On the surface, this is a very reasonable way to implement a connection pool that is intended to contain a single connection. Inspecting this code makes it very difficult to identify there is a bug here. Unfortunately, the contract for Remove, from use, seems to be that Remove should close the connection. SingleConnPool does a reasonable thing on Remove but fails to implement the implicit contract of Pooler.

The important point here is that none of these by themselves look like a bug. Looking at any one of these it’s not obvious that Pooler, releaseConnStrict, or SingleConnPool are doing anything wrong. It’s only when go-redis wraps a connection into a SingleConnPool and uses it in a call stack that normally works with a ConnPool type, that the bug exposes itself.

Maintainable abstraction requires strict documentation of contracts

Avoiding interface misunderstanding Link to heading

Luckily there are things you can do to avoid similar bugs.

Avoid abstraction bugs by avoiding abstraction Link to heading

Go’s implicit interfaces make it easy to refactor code into abstraction when needed. I talk about this more in my post Preemptive Interface Anti-Pattern in Go. Abstraction makes it difficult to identify bugs by hiding implementation details behind function calls that have no direct implementation. Directly calling the function you need makes it clear to the reader what behavior is expected.

Revisit contracts as you use your abstraction Link to heading

It’s a bit impractical to think of every intended behavior you want with your abstraction before you practically use it. Often you’ll have the idea you want a Pooler abstraction but not clearly have a picture of the details you will depend upon until you use the interface. That’s fine!

Make a best attempt at a contract when you create your Pooler interface. Then, as you practically use the interface revisit your original contract.

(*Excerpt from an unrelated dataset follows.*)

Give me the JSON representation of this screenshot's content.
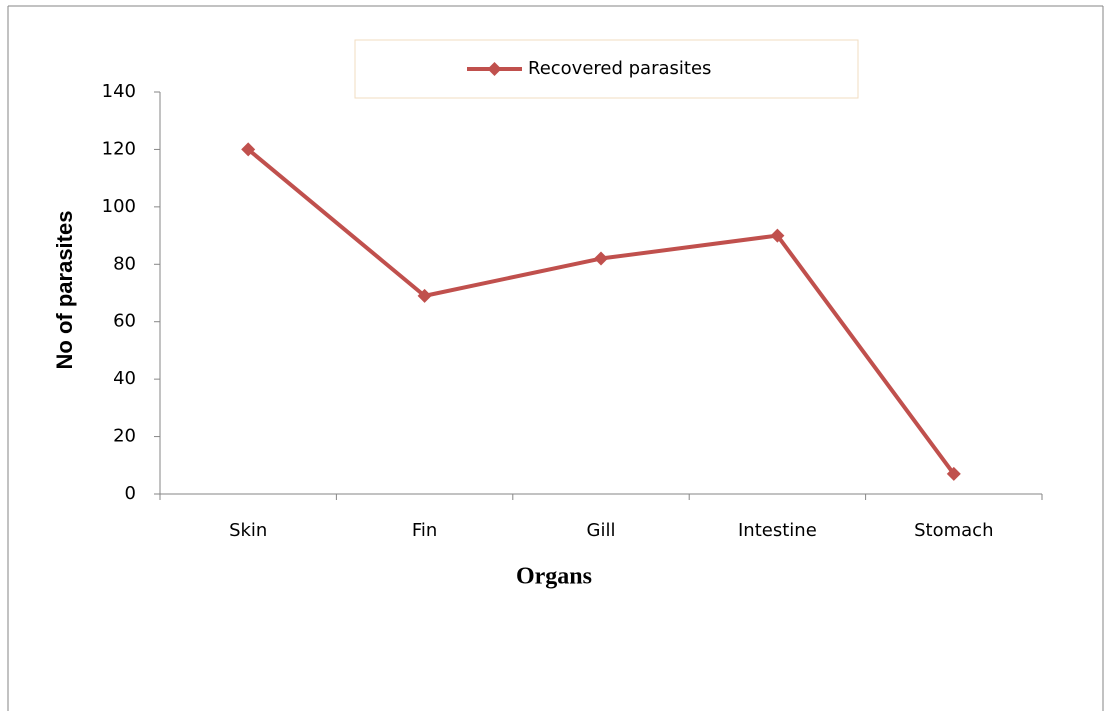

For example, you may not know what contract you want at first, so Pooler may start with something simple

type Pooler interface {
    // Remove a Conn from the pool.  Expects a Conn previously returned by Get
    Remove(*Conn)
}

Then you start using Pooler and notice that Remove should mean that a Conn is no longer valid.

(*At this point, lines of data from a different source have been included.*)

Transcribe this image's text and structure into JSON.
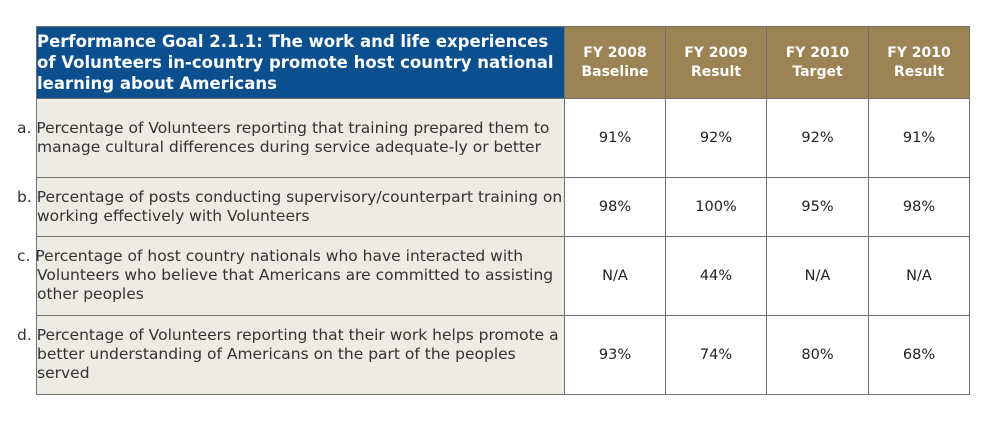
{
  "table": {
    "goal_title": "Performance Goal 2.1.1: The work and life experiences of Volunteers in-country promote host country national learning about Americans",
    "columns": [
      {
        "line1": "FY 2008",
        "line2": "Baseline"
      },
      {
        "line1": "FY 2009",
        "line2": "Result"
      },
      {
        "line1": "FY 2010",
        "line2": "Target"
      },
      {
        "line1": "FY 2010",
        "line2": "Result"
      }
    ],
    "rows": [
      {
        "description": "a. Percentage of Volunteers reporting that training prepared them to manage cultural differences during service adequate-ly or better",
        "values": [
          "91%",
          "92%",
          "92%",
          "91%"
        ]
      },
      {
        "description": "b. Percentage of posts conducting supervisory/counterpart training on working effectively with Volunteers",
        "values": [
          "98%",
          "100%",
          "95%",
          "98%"
        ]
      },
      {
        "description": "c. Percentage of host country nationals who have interacted with Volunteers who believe that Americans are committed to assisting other peoples",
        "values": [
          "N/A",
          "44%",
          "N/A",
          "N/A"
        ]
      },
      {
        "description": "d. Percentage of Volunteers reporting that their work helps promote a better understanding of Americans on the part of the peoples served",
        "values": [
          "93%",
          "74%",
          "80%",
          "68%"
        ]
      }
    ]
  },
  "colors": {
    "goal_header_bg": "#0b4f8f",
    "column_header_bg": "#9c8353",
    "description_bg": "#eeeae4",
    "border": "#6f6f6f"
  }
}
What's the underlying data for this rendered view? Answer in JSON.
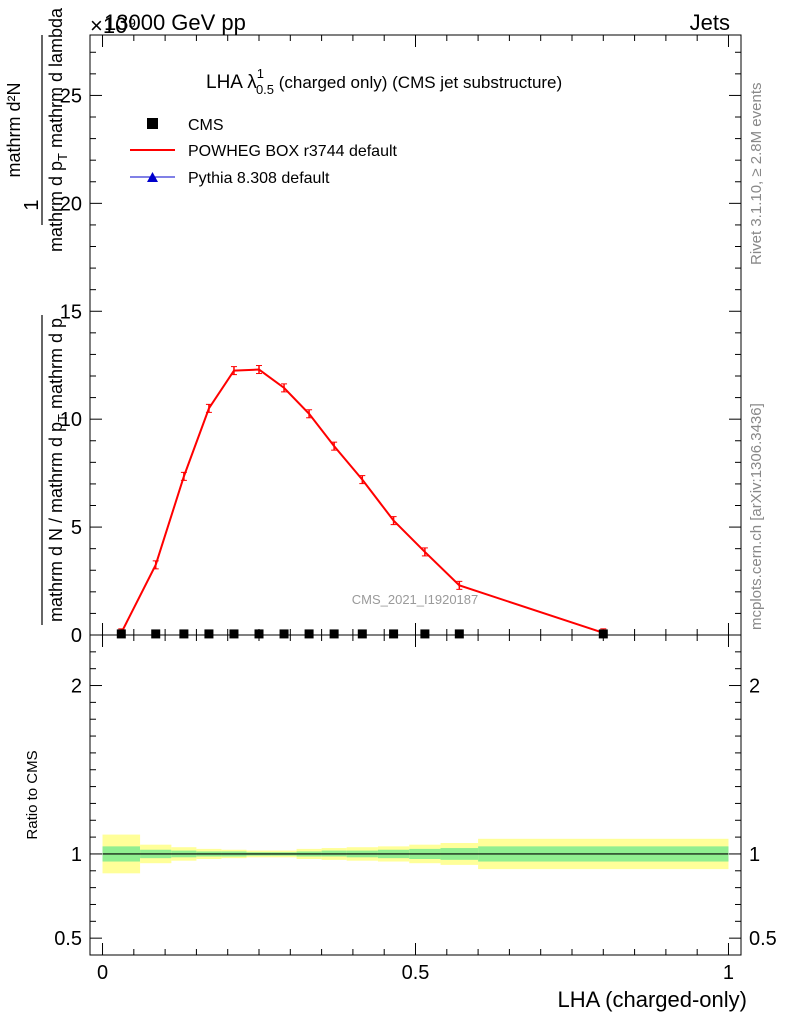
{
  "header": {
    "left": "13000 GeV pp",
    "right": "Jets",
    "exponent": "×10⁹"
  },
  "title": {
    "main": "LHA λ",
    "sup": "1",
    "sub": "0.5",
    "rest": " (charged only) (CMS jet substructure)"
  },
  "side_text": {
    "rivet": "Rivet 3.1.10, ≥ 2.8M events",
    "mcplots": "mcplots.cern.ch [arXiv:1306.3436]"
  },
  "watermark": "CMS_2021_I1920187",
  "legend": [
    {
      "label": "CMS",
      "marker": "square",
      "color": "#000000"
    },
    {
      "label": "POWHEG BOX r3744 default",
      "marker": "line",
      "color": "#ff0000"
    },
    {
      "label": "Pythia 8.308 default",
      "marker": "triangle",
      "color": "#0000cc"
    }
  ],
  "ylabel_main": {
    "num": "mathrm d²N",
    "den_a": "mathrm d p",
    "den_sub": "T",
    "den_b": " mathrm d lambda",
    "one": "1",
    "left_den_a": "mathrm d N / mathrm d p",
    "left_den_sub": "T",
    "left_den_b": " mathrm d p",
    "left_den_sub2": "T",
    "left_den_c": " mathrm d p"
  },
  "ylabel_ratio": "Ratio to CMS",
  "xlabel": "LHA (charged-only)",
  "chart_data": {
    "type": "line",
    "xlim": [
      -0.02,
      1.02
    ],
    "main": {
      "ylim": [
        0,
        27.8
      ],
      "yticks": [
        0,
        5,
        10,
        15,
        20,
        25
      ],
      "ytick_labels": [
        "0",
        "5",
        "10",
        "15",
        "20",
        "25"
      ]
    },
    "ratio": {
      "ylim": [
        0.4,
        2.3
      ],
      "yticks": [
        0.5,
        1,
        2
      ],
      "ytick_labels": [
        "0.5",
        "1",
        "2"
      ]
    },
    "xticks": [
      0,
      0.5,
      1
    ],
    "xtick_labels": [
      "0",
      "0.5",
      "1"
    ],
    "series": [
      {
        "name": "CMS",
        "x": [
          0.03,
          0.085,
          0.13,
          0.17,
          0.21,
          0.25,
          0.29,
          0.33,
          0.37,
          0.415,
          0.465,
          0.515,
          0.57,
          0.8
        ],
        "y": [
          0.05,
          0.05,
          0.05,
          0.05,
          0.05,
          0.05,
          0.05,
          0.05,
          0.05,
          0.05,
          0.05,
          0.05,
          0.05,
          0.05
        ]
      },
      {
        "name": "POWHEG BOX r3744 default",
        "x": [
          0.03,
          0.085,
          0.13,
          0.17,
          0.21,
          0.25,
          0.29,
          0.33,
          0.37,
          0.415,
          0.465,
          0.515,
          0.57,
          0.8
        ],
        "y": [
          0.1,
          3.25,
          7.35,
          10.5,
          12.25,
          12.3,
          11.45,
          10.25,
          8.75,
          7.2,
          5.3,
          3.85,
          2.3,
          0.1
        ]
      },
      {
        "name": "Pythia 8.308 default",
        "x": [],
        "y": []
      }
    ],
    "ratio_bands": {
      "edges": [
        0.0,
        0.06,
        0.11,
        0.15,
        0.19,
        0.23,
        0.27,
        0.31,
        0.35,
        0.39,
        0.44,
        0.49,
        0.54,
        0.6,
        1.0
      ],
      "inner": [
        [
          0.955,
          1.045
        ],
        [
          0.975,
          1.025
        ],
        [
          0.98,
          1.02
        ],
        [
          0.985,
          1.015
        ],
        [
          0.985,
          1.015
        ],
        [
          0.99,
          1.01
        ],
        [
          0.99,
          1.01
        ],
        [
          0.985,
          1.015
        ],
        [
          0.985,
          1.02
        ],
        [
          0.98,
          1.02
        ],
        [
          0.975,
          1.025
        ],
        [
          0.97,
          1.03
        ],
        [
          0.965,
          1.035
        ],
        [
          0.955,
          1.045
        ]
      ],
      "outer": [
        [
          0.885,
          1.115
        ],
        [
          0.945,
          1.055
        ],
        [
          0.96,
          1.04
        ],
        [
          0.97,
          1.03
        ],
        [
          0.975,
          1.025
        ],
        [
          0.98,
          1.02
        ],
        [
          0.98,
          1.02
        ],
        [
          0.97,
          1.03
        ],
        [
          0.965,
          1.035
        ],
        [
          0.96,
          1.04
        ],
        [
          0.955,
          1.045
        ],
        [
          0.945,
          1.055
        ],
        [
          0.935,
          1.065
        ],
        [
          0.91,
          1.09
        ]
      ],
      "inner_color": "#90ee90",
      "outer_color": "#ffff99"
    }
  }
}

    if err == nil || internal.IsRedisError(err) {
        c.connPool.Put(cn)
    } else {
        c.connPool.Remove(cn)
    }

So you go back to your Pooler interface and add this contract.

type Pooler interface {
    // Remove a Conn from the pool.  Expects a Conn previously returned by Get.
    // A removed connection should be considered invalid and no longer returned by
    // Get
    Remove(*Conn)
}

This is easy to do when your abstraction is private or your library is still in the development phase. However once you publish your interface, changing a contract can have serious unintended consequences.

Unit test contracts Link to heading

Unit tests aren’t just for implementations: they can also be used for contracts. These tests become helpers that other implementations can use to verify their contract. Here is an example for the above contract.

func testRemove(t *testing.T, p Pooler) {
    c1, err := p.Get()
    if err != nil {
        return
    }
    p.Remove(c1)
    c2, err := p.Get()
    if err != nil {
        return
    }
    if c1 == c2 {
        t.Error("failed get/remove/get contract")
    }
}

func testNewConn(t *testing.T, p Pooler) {
    c1, err := p.NewConn()
    if err != nil {
        return
    }
    c2, err := p.NewConn()
    if err != nil {
        return
    }
    if c1 == c2 {
        t.Error("expected distinct connections from NewConn")
    }
}

We can use these contract tests with our implementations.

func TestSingleConnPoolContract(t *testing.T) {
    p := SingleConnPool{/* .... */}
    testRemove(t, p)
    testNewConn(t, p)
}

func TestConnPoolContract(t *testing.T) {
    p := ConnPool{/* .... */}
    testRemove(t, p)
    testNewConn(t, p)
}

Interface Contracts Matter Link to heading

Abstraction is a necessary part of code reuse. If you want to use interfaces in a complex codebase in a maintainable way, remember to follow the three core rules.

  1. When you create an interface, document the contract you expect with the interface.
  2. When you use an interface, depend upon only the documented contract and not an implementation of the interface.
  3. When you implement an interface, you must implement the documented contract.